Livista to site its German lithium refinery at Emden port
Luxembourg-based Livista Energy confirmed on Thursday it will build its first European lithium refinery at Emden Seaport – the third-largest German North Sea port, Kallanish reports.
The company signed a letter of intent with Niedersachsen Ports to secure a 32-hectare industrial land plot to build the lithium chemical plant. The facility is planned to produce 40,000 tonnes/year of battery-grade lithium products – roughly 30,000 t/y of lithium hydroxide and 10,000 t/y of lithium carbonate. First production is slated for 2026.
Commenting on the site selection, Lower Saxony minister of economic affairs Olaf Lies highlights the 100% renewable power supply available to the refinery. “It has always been our ambition to develop our coast into a gateway and a hub for clean energy for the whole of Germany,” he says. “The opportunity is great because industry follows energy. Settlement takes place where energy is available – preferably cheaply and cleanly.”
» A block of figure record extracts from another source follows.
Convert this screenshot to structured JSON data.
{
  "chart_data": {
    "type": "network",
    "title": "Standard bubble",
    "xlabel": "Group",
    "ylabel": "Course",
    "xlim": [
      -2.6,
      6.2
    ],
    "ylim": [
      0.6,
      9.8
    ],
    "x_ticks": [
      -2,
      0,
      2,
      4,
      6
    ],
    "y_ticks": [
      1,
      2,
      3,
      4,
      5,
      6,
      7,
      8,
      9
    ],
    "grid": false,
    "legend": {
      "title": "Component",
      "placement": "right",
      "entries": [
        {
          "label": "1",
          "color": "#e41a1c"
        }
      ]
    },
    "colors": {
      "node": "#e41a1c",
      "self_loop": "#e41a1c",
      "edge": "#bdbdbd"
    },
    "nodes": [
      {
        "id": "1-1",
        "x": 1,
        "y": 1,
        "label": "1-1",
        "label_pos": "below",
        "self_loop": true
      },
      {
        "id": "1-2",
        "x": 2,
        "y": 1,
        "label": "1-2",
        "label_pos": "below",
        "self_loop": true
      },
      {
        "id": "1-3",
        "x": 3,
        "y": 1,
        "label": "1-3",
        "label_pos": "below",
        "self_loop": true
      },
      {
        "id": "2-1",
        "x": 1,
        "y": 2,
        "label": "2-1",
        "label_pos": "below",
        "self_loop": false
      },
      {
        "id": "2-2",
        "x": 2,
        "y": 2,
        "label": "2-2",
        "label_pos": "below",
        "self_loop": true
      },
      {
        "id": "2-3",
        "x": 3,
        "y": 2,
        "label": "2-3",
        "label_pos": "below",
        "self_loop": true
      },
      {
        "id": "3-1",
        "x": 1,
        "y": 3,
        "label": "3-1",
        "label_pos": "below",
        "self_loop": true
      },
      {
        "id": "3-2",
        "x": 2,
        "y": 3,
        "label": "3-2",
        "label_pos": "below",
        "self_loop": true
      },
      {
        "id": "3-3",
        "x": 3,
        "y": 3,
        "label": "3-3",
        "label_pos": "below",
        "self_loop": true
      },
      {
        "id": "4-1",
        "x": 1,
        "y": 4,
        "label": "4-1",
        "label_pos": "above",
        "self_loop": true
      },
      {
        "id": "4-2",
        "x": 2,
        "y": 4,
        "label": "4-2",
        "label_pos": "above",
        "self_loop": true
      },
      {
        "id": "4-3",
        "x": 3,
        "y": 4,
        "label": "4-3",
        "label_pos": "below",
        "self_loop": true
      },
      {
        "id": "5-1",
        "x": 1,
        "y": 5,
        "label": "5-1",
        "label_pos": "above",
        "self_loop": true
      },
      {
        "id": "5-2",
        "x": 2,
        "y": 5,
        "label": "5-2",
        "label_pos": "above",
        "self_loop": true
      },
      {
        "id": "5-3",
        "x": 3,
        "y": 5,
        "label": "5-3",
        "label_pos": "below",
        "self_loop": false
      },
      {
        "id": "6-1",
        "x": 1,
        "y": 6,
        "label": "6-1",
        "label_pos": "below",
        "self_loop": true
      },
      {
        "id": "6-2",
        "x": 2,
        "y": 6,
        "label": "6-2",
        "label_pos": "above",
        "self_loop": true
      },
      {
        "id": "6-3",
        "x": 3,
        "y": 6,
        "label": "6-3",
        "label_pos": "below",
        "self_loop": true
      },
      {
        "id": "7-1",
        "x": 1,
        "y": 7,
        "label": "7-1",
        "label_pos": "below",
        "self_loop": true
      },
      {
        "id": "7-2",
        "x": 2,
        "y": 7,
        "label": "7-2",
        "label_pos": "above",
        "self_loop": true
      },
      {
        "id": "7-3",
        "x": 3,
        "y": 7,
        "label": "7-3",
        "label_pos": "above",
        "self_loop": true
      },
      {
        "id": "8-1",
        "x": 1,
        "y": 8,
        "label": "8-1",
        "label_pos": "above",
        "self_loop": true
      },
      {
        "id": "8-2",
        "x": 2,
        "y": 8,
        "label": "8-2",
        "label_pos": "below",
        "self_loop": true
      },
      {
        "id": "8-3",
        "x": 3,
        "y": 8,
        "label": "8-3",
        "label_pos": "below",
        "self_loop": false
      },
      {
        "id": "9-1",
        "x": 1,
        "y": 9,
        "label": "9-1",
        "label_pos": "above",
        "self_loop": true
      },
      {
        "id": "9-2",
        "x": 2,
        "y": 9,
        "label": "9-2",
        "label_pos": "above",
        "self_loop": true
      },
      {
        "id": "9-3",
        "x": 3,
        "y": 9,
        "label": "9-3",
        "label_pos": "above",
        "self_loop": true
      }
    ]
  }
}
Livista’s ceo Daniel Bloor adds Germany offers a clear policy towards electrification and battery cell production. “We will have access to the right partners and create even shorter, cleaner, more sustainable supply chains with embedded resilience,” he adds.
France’s Technip Energies should start the project’s front-end engineering and design (FEED) study soon, targeting completion in 2024. A final investment decision is expected after that.
The refinery will produce enough lithium chemical to power 850,000 EVs per year, but Livista already indicated ambitions to double its capacity at a later stage. By 2030, 50% of the first plant’s feedstock should be coming from recycled sources, which the Lower Saxony region sees as a pioneering move in the circular economy.
Earlier this year, Livista announced plans to build a spodumene concentrate conversion facility in Ghana in partnership with CAA Mining to feed its European refinery. The company was also investigating whether UK feedstock could be part of its supply chain, backed by a £9.4 million ($11.9m) grant from the UK’s Automotive Transformation Fund.